You can quibble over the statistics. What is not in doubt is that Samsung created a brand new type of smartphone market from scratch, and dominated it.
Apple lagged, and then copied it.
It’s a humiliating position to be in for a company that professes to make the best gadgets in the world. It was Apple, after all, who invented the touchscreen smartphone market back in 2007.
In hindsight it seems so obvious: What made the iPhone immediately great was that it had a big screen. Blackberrys and feature phones of the time had tiny little screens for texting and not much else. The big screen ruled.
Yet as the years rolled by, screens got bigger around Apple, and Apple stayed small. As a proportion of available models, the iPhone basically shrank.

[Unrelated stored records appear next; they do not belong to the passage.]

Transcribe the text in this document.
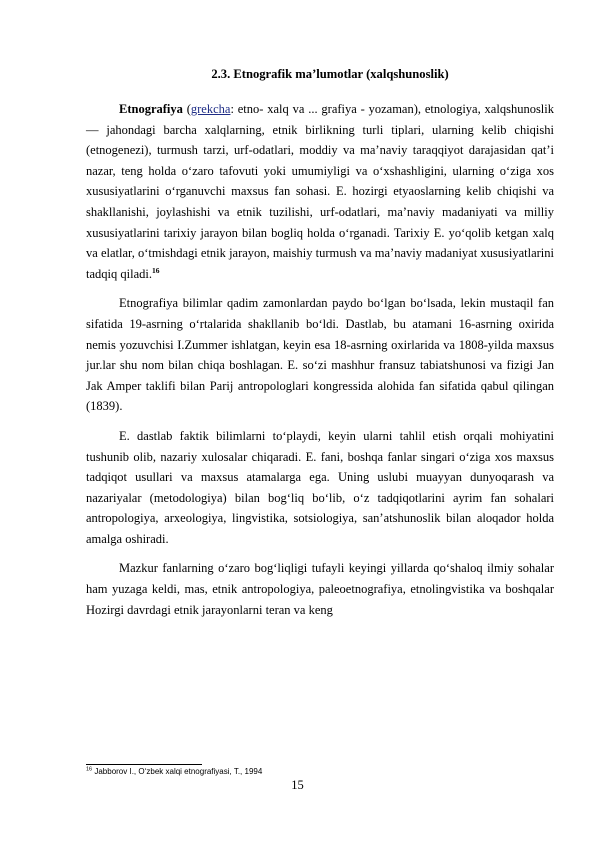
2.3. Etnografik ma’lumotlar (xalqshunoslik)

Etnografiya (grekcha: etno- xalq va ... grafiya - yozaman), etnologiya, xalqshunoslik — jahondagi barcha xalqlarning, etnik birlikning turli tiplari, ularning kelib chiqishi (etnogenezi), turmush tarzi, urf-odatlari, moddiy va ma’naviy taraqqiyot darajasidan qat’i nazar, teng holda o‘zaro tafovuti yoki umumiyligi va o‘xshashligini, ularning o‘ziga xos xususiyatlarini o‘rganuvchi maxsus fan sohasi. E. hozirgi etyaoslarning kelib chiqishi va shakllanishi, joylashishi va etnik tuzilishi, urf-odatlari, ma’naviy madaniyati va milliy xususiyatlarini tarixiy jarayon bilan bogliq holda o‘rganadi. Tarixiy E. yo‘qolib ketgan xalq va elatlar, o‘tmishdagi etnik jarayon, maishiy turmush va ma’naviy madaniyat xususiyatlarini tadqiq qiladi.$^{16}$

Etnografiya bilimlar qadim zamonlardan paydo bo‘lgan bo‘lsada, lekin mustaqil fan sifatida 19-asrning o‘rtalarida shakllanib bo‘ldi. Dastlab, bu atamani 16-asrning oxirida nemis yozuvchisi I.Zummer ishlatgan, keyin esa 18-asrning oxirlarida va 1808-yilda maxsus jur.lar shu nom bilan chiqa boshlagan. E. so‘zi mashhur fransuz tabiatshunosi va fizigi Jan Jak Amper taklifi bilan Parij antropologlari kongressida alohida fan sifatida qabul qilingan (1839).

E. dastlab faktik bilimlarni to‘playdi, keyin ularni tahlil etish orqali mohiyatini tushunib olib, nazariy xulosalar chiqaradi. E. fani, boshqa fanlar singari o‘ziga xos maxsus tadqiqot usullari va maxsus atamalarga ega. Uning uslubi muayyan dunyoqarash va nazariyalar (metodologiya) bilan bog‘liq bo‘lib, o‘z tadqiqotlarini ayrim fan sohalari antropologiya, arxeologiya, lingvistika, sotsiologiya, san’atshunoslik bilan aloqador holda amalga oshiradi.

Mazkur fanlarning o‘zaro bog‘liqligi tufayli keyingi yillarda qo‘shaloq ilmiy sohalar ham yuzaga keldi, mas, etnik antropologiya, paleoetnografiya, etnolingvistika va boshqalar Hozirgi davrdagi etnik jarayonlarni teran va keng

$^{16}$ Jabborov I., O‘zbek xalqi etnografiyasi, T., 1994
15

Today, the iPhone is noticeably tiny. At CES in Las Vegas this year I noted that “I felt alone as I tapped away on my little iPhone 5. … My tiny iPhone looked like a dumbphone next to Samsung’s Galaxy and Note devices.”
So it should come as a huge relief to iPhone fans that Apple is finally catching up. Two — 2!! — 5-inch-plus iPhone screens are on their way. They will doubtless be as functional, reliable and well made as everything else Apple does …
… Which is why Samsung ought now to be terrified.